Frederick Marryat… Snarleyyow
Not long after we had dined, the food-bringing was over. The gifts (carefully noted and tallied as they came in) were now announced by a humorous orator, who convulsed the audience, introducing singing notes, now on the name of the article, now on the number; six thousand odd heads of taro, three hundred and nineteen cooked pigs.
Robert Stevenson… Vailima Letters
2. To count or reckon, to number (sometimes with up):
Once the subcontractor costs are tallied, the general contractor adds his or her work, overhead charges, and specific costs incurred, suitably backed by invoices from suppliers or payroll records, and the total cost of construction for the month is tallied.
Stuart Rider… Idiot's Guide…
[…] she decided to spend even more [makeup] on others than she did on herself, and she began keeping an account of what she spent. She kept every receipt and tallied up the totals every night in one of her ledgers.
Michelle Hancock… Lost
3. To cause (one or more things) to tally; to cause to fit.
Intransitively: (of a thing) to be fitted to another, as if it were one half of a cloven tally with its counterpart; to be suitably coupled with another; (of two things) to be so mutually similar as to be suitably coupled together.

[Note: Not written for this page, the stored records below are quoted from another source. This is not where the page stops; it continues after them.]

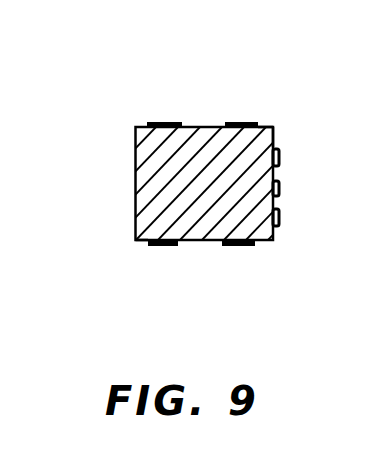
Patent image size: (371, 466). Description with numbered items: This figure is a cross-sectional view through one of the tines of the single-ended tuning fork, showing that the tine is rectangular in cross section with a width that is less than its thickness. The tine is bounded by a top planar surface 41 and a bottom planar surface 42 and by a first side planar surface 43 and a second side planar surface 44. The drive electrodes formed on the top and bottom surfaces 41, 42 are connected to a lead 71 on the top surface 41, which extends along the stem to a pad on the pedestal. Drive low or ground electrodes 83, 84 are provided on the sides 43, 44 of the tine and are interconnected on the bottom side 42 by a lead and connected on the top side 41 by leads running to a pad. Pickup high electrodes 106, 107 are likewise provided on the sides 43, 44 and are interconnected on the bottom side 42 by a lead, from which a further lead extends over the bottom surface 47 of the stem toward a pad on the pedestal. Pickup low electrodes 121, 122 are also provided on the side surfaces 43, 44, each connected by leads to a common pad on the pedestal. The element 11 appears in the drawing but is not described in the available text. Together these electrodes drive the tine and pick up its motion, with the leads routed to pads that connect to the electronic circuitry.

The bottom planar surface 42 is at (133, 176).
The pickup high electrode 107 is at (163, 122).
The pickup low electrode 122 is at (238, 122).
The pickup high electrode 106 is at (165, 247).
The pickup low electrode 121 is at (242, 247).
The drive No. 1 low or ground electrode 84 is at (282, 158).
The lead 71 is at (282, 190).
The drive No. 1 low or ground electrode 83 is at (282, 221).
The first side planar surface 43 is at (265, 128).
The top planar surface 41 is at (273, 135).
The second side planar surface 44 is at (140, 241).
The device 11 is at (364, 249).
The bottom planar surface of stem 47 is at (359, 315).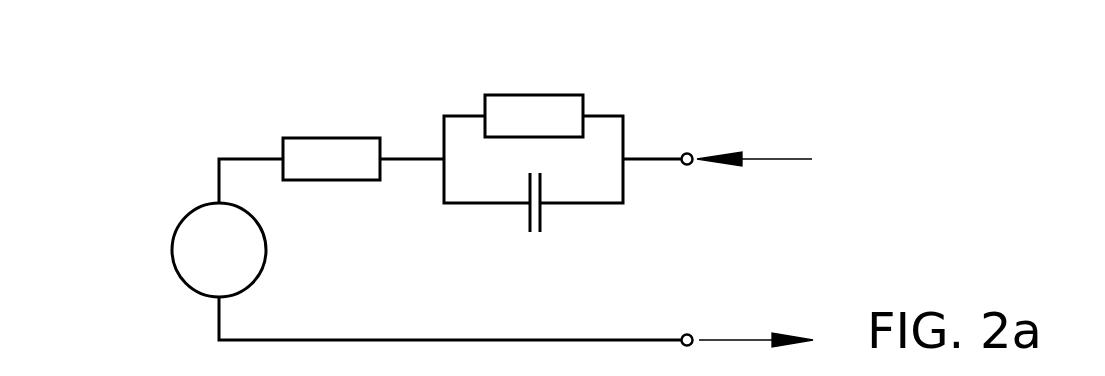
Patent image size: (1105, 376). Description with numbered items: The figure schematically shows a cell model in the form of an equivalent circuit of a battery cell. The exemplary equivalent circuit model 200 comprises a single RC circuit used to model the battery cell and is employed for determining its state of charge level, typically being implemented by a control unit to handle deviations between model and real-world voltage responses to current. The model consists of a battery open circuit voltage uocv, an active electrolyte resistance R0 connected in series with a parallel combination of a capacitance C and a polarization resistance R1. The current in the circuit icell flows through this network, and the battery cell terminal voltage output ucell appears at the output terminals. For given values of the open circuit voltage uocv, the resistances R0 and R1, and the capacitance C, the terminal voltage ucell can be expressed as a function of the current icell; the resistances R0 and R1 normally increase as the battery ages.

The equivalent circuit model 200 is at (150, 110).
The battery open circuit voltage uocv is at (177, 228).
The active electrolyte resistance R0 is at (330, 138).
The polarization resistance R1 is at (530, 95).
The parallel capacitance C is at (526, 218).
The current in the circuit icell is at (766, 157).
The battery cell terminal voltage output ucell is at (736, 338).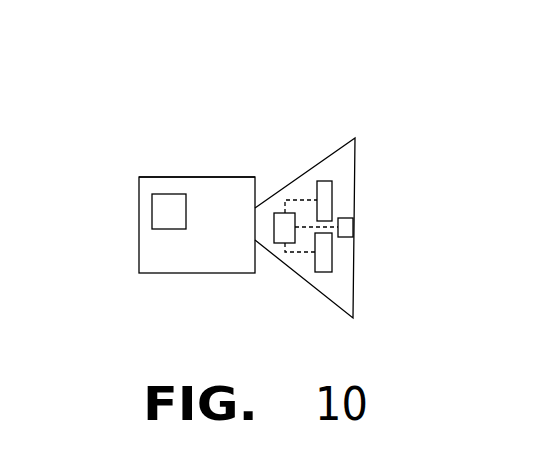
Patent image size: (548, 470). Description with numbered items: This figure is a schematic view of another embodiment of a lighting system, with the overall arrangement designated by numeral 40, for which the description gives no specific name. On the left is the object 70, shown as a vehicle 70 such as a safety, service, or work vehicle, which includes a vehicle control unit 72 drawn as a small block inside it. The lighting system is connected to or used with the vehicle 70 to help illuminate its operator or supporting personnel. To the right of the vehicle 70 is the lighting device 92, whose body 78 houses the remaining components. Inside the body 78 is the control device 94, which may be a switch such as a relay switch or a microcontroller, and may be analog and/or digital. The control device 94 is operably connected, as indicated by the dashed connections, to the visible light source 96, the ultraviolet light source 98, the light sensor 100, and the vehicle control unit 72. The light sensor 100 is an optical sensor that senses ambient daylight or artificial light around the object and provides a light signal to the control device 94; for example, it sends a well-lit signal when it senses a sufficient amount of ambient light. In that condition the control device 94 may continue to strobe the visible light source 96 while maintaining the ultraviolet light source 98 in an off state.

The sensor assembly 40 is at (283, 94).
The object 70 is at (190, 274).
The vehicle control unit 72 is at (152, 206).
The body 78 is at (200, 177).
The lighting device 92 is at (293, 176).
The control device 94 is at (277, 243).
The visible light source 96 is at (318, 181).
The ultraviolet light source 98 is at (322, 272).
The light sensor 100 is at (353, 231).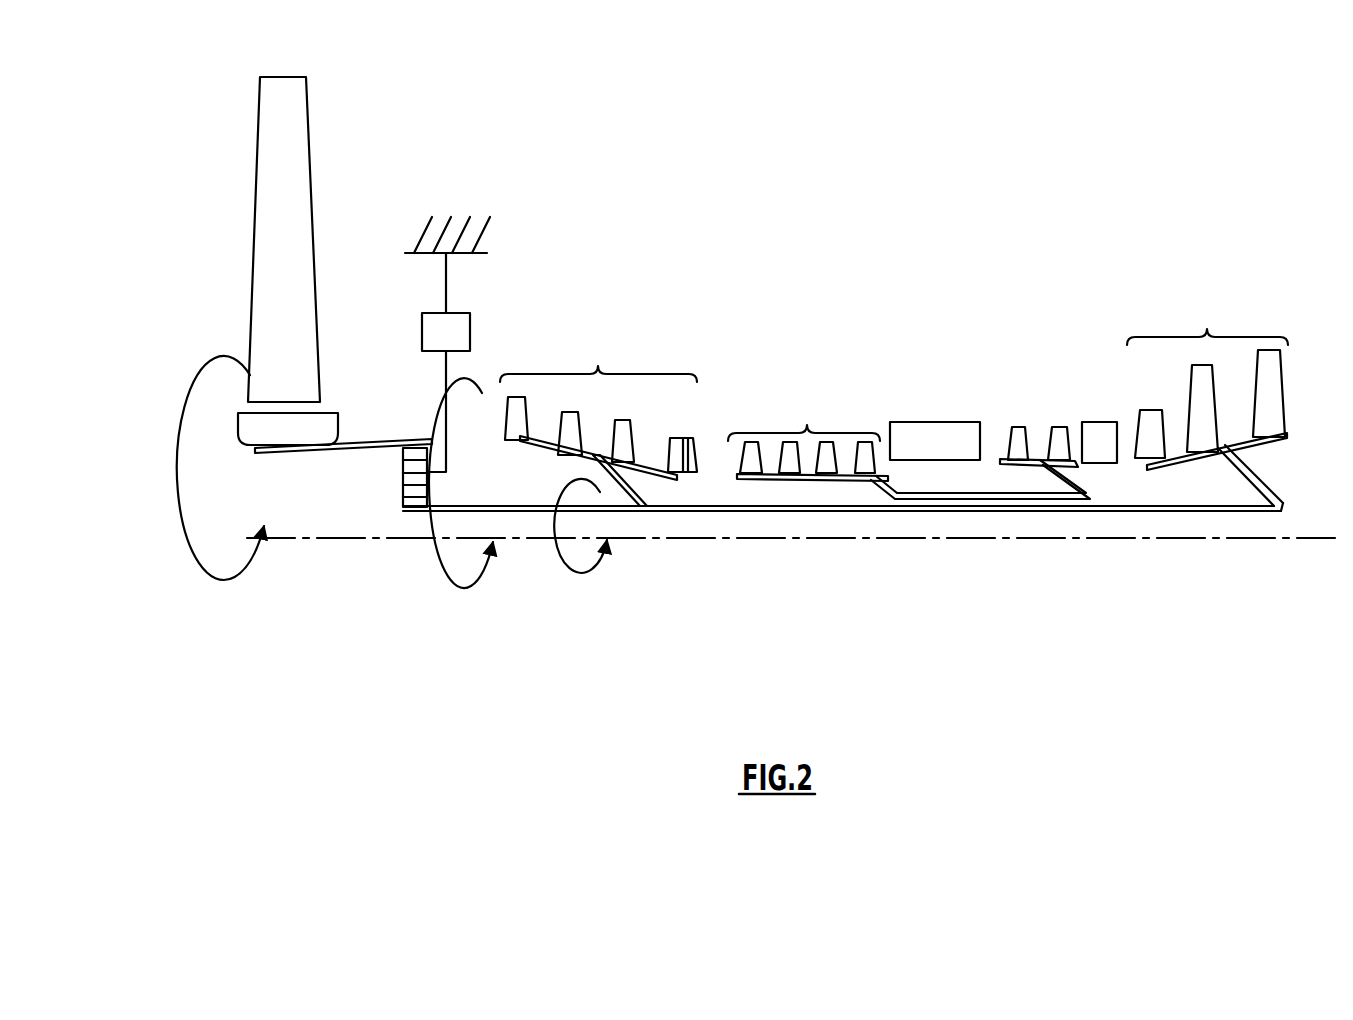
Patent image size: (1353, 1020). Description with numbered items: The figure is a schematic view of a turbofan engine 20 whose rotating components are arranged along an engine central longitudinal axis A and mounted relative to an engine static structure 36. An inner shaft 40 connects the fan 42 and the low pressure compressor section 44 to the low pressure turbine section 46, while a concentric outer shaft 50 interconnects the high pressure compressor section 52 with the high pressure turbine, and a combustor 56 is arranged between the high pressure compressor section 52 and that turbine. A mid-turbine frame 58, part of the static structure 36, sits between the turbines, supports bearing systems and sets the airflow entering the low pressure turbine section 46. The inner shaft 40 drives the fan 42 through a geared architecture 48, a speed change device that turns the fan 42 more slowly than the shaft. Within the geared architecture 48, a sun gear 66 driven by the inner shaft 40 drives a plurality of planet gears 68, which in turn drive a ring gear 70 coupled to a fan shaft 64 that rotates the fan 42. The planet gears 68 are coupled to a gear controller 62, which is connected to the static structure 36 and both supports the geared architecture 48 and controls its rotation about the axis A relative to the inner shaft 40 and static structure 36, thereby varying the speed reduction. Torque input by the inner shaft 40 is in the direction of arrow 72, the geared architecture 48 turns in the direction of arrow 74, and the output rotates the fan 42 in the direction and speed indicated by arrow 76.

The turbofan engine 20 is at (201, 206).
The engine static structure 36 is at (483, 242).
The inner shaft 40 is at (1222, 512).
The fan 42 is at (262, 135).
The low pressure compressor section 44 is at (598, 372).
The low pressure turbine section 46 is at (1207, 330).
The geared architecture 48 is at (401, 514).
The outer shaft 50 is at (1008, 486).
The high pressure compressor section 52 is at (807, 428).
The combustor 56 is at (935, 435).
The mid-turbine frame 58 is at (1108, 430).
The gear controller 62 is at (470, 337).
The fan shaft 64 is at (368, 452).
The sun gear 66 is at (420, 495).
The planet gears 68 is at (408, 468).
The ring gear 70 is at (413, 450).
The arrow 72 is at (580, 573).
The arrow 74 is at (460, 590).
The arrow 76 is at (195, 577).
The engine central longitudinal axis A is at (317, 537).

Antonyms: to contrast, discord, differ.
Synonyms: to suit, to match, conform.
Translation: concordar, in Spanish; concordare, in Italian; concorder, in French.
The description and the memorandum tallied exactly.
Catherine Crowe… Susan Hopley
-) With the preposition with, to signify conformity with another thing:
Requesting the miner to accompany him to the hotel, Manning interrogated him closely about the appearance of the man, and found that he was [… veridical], as his description of Duncan tallied precisely with what he himself had already learned.
Allan Pinkerton… The Burglar's
"My valet is not going to leave me," said the old man, with an insolence of look that tallied with the rude speech.
Charles Lever… Roland Cashel
The lady was still down on her knees, looking at the list of clothing pasted on the inside of the lid of one of her husband's bullock trunks, and seeing whether the different articles scattered on the ground tallied in number with it.
Henry Mayhew – A. Mayhew… The image of his father
My secret intelligence tallied very well with what I observed.
James Abbott … Journey from Heraut to Khiva 1867
The description of this person exactly tallied with that of the pretended American.
Edward Bulwer-Lytton… A Strange Story
The certificates were regularly signed as extracts from the parish books, the first letter had a genuine appearance of having been written and preserved for some years, the handwriting of the second tallied with it exactly, (making proper allowance for its having been written by a person in extremity,) and there were several other corroboratory scraps of entries and memoranda which it was equally difficult to question.
Charles Dickens… Nicholas Nickleby
Words derived from TALLY: tallying, tallyman, tallywoman.